Подошел майор Соколов.
Он снял фуражку, наклонился к капитану и пальцами закрыл ему глаза. Солдаты подняли тело капитана и унесли.
Я по-прежнему сидел и смотрел на мягкую землю, на которой остался след.
«Как же так?» — повторял я один и тот же вопрос.
Вовка сидел, опершись на колени, и смахивал слезу.
Вместе с командиром полка мы отправились с линии фронта на рекогносцировку местности. Машина остановилась у большого щита, на котором написано: «Дорога простреливается».
Отсюда уже виден противоположный высокий берег реки Воронеж, где обосновались фашисты. У нас на том берегу лишь небольшой кусок земли около дамбы. Наши стоят там насмерть.
С высокого берега немцы хорошо просматривают местность вокруг. Огромная пойма на нашей стороне реки. Кое-где дома и среди них одно высокое здание. Мы идем к нему. Идем осторожно, иногда делаем перебежки.
Двери всех домов настежь раскрыты. Ветер носит по земле обрывки бумаг. И среди этого безжизненного царства только бумажки кажутся живыми. Они летят, переворачиваясь в воздухе, падают и снова поднимаются вверх.
Мы вошли в подъезд пятиэтажного дома. Все здесь носит следы поспешного бегства. На лестничной площадке швейная машина, тут же детская кукла с закрывающимися глазами.
Мы поднимаемся на чердак, устанавливаем около слухового окна стереотрубу. Первым в нее смотрит майор. Смотрит долго, осторожно двигая трубу из стороны в сторону, чуть поднимая и опуская.
Майор разложил свою карту и указал нам огневые позиции. Для гвардейских минометов огневые позиции — дело номер один. «Катюши» воюют по-особенному. Установки выезжают на огневые позиции, дают залп по цели и удирают, пока фриц из пушек огонь не открыл. Нужны такие позиции, чтобы было удобно подъехать и уехать.
Мы поставили крестики на карте и стали поочередно смотреть в стереотрубу. Эх, если бы ребятам из нашего двора, и даже самому Ваське Чудину, дали хоть раз заглянуть в стереотрубу! Он бы считал себя счастливчиком!
Два глаза, усиленные в сотни раз! Хорошо видно все, что происходит на немецком берегу, «Смотрите!» — чуть не воскликнул я. В касках, с засученными по локоть рукавами, фашисты подошли к грузовику, сели в него и поехали.
Перед нашим домом послышался разрыв мины. Следующая разорвалась позади дома. На артиллерийском языке это называется «вилка».

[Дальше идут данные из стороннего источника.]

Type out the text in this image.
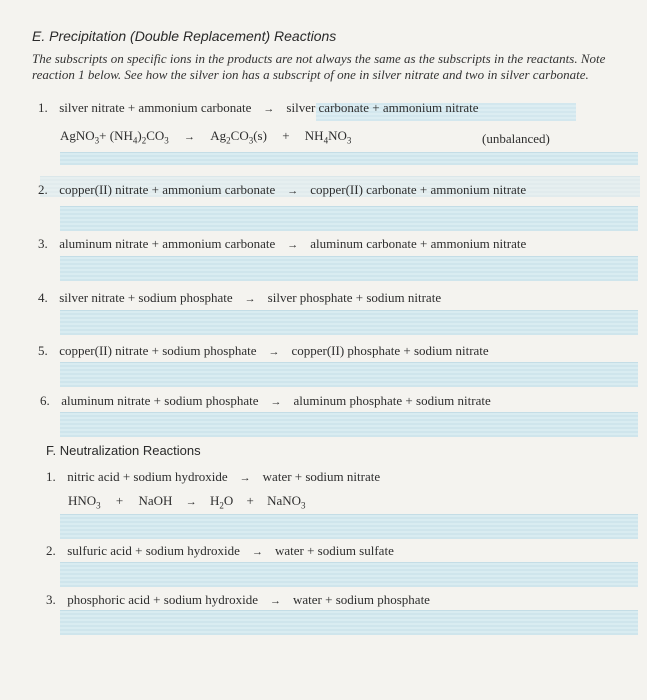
E. Precipitation (Double Replacement) Reactions
The subscripts on specific ions in the products are not always the same as the subscripts in the reactants. Note reaction 1 below. See how the silver ion has a subscript of one in silver nitrate and two in silver carbonate.
1. silver nitrate + ammonium carbonate → silver carbonate + ammonium nitrate
AgNO$_3$+ $(NH_4)_2CO_3 \to Ag_2CO_3(s) + NH_4NO_3$	(unbalanced)
2. copper(II) nitrate + ammonium carbonate → copper(II) carbonate + ammonium nitrate
3. aluminum nitrate + ammonium carbonate → aluminum carbonate + ammonium nitrate
4. silver nitrate + sodium phosphate → silver phosphate + sodium nitrate
5. copper(II) nitrate + sodium phosphate → copper(II) phosphate + sodium nitrate
6. aluminum nitrate + sodium phosphate → aluminum phosphate + sodium nitrate
F. Neutralization Reactions
1. nitric acid + sodium hydroxide → water + sodium nitrate
$HNO_3$ + NaOH → $H_2O$ + NaNO$_3$
2. sulfuric acid + sodium hydroxide → water + sodium sulfate
3. phosphoric acid + sodium hydroxide → water + sodium phosphate
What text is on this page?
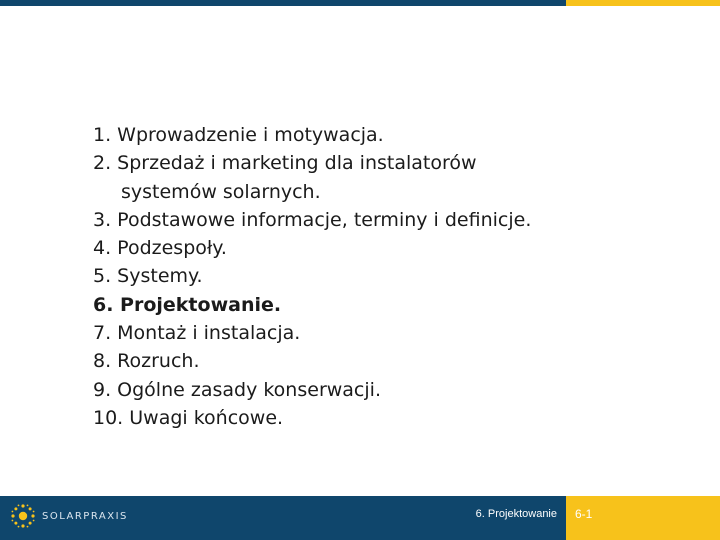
1. Wprowadzenie i motywacja.
2. Sprzedaż i marketing dla instalatorów
systemów solarnych.
3. Podstawowe informacje, terminy i definicje.
4. Podzespoły.
5. Systemy.
6. Projektowanie.
7. Montaż i instalacja.
8. Rozruch.
9. Ogólne zasady konserwacji.
10. Uwagi końcowe.
SOLARPRAXIS	6. Projektowanie 6-1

— Вниз! — скомандовал майор.
Вовка схватил стереотрубу вместе с треногой. Мы побежали по лестнице.
На первом этаже мы влетели в раскрытую дверь какой-то квартиры, и сразу несколько мин ударили по крыше. Дом содрогнулся. И даже здесь, на первом этаже, с потолка посыпалась штукатурка.
— Как же они узнали? — спросил Вовка.
— Засекли блеск стекол стереотрубы, — ответил майор.
Он разложил на обеденном столе карту. Мы присели вокруг.
Все было очень по-домашнему. Над столом большой матерчатый абажур розового цвета. У стены буфет, и в нем чашки с цветочками. Бери и устраивай чаепитие. В соседней комнате кровати. На них подушки и одеяла. Ложись и отдыхай.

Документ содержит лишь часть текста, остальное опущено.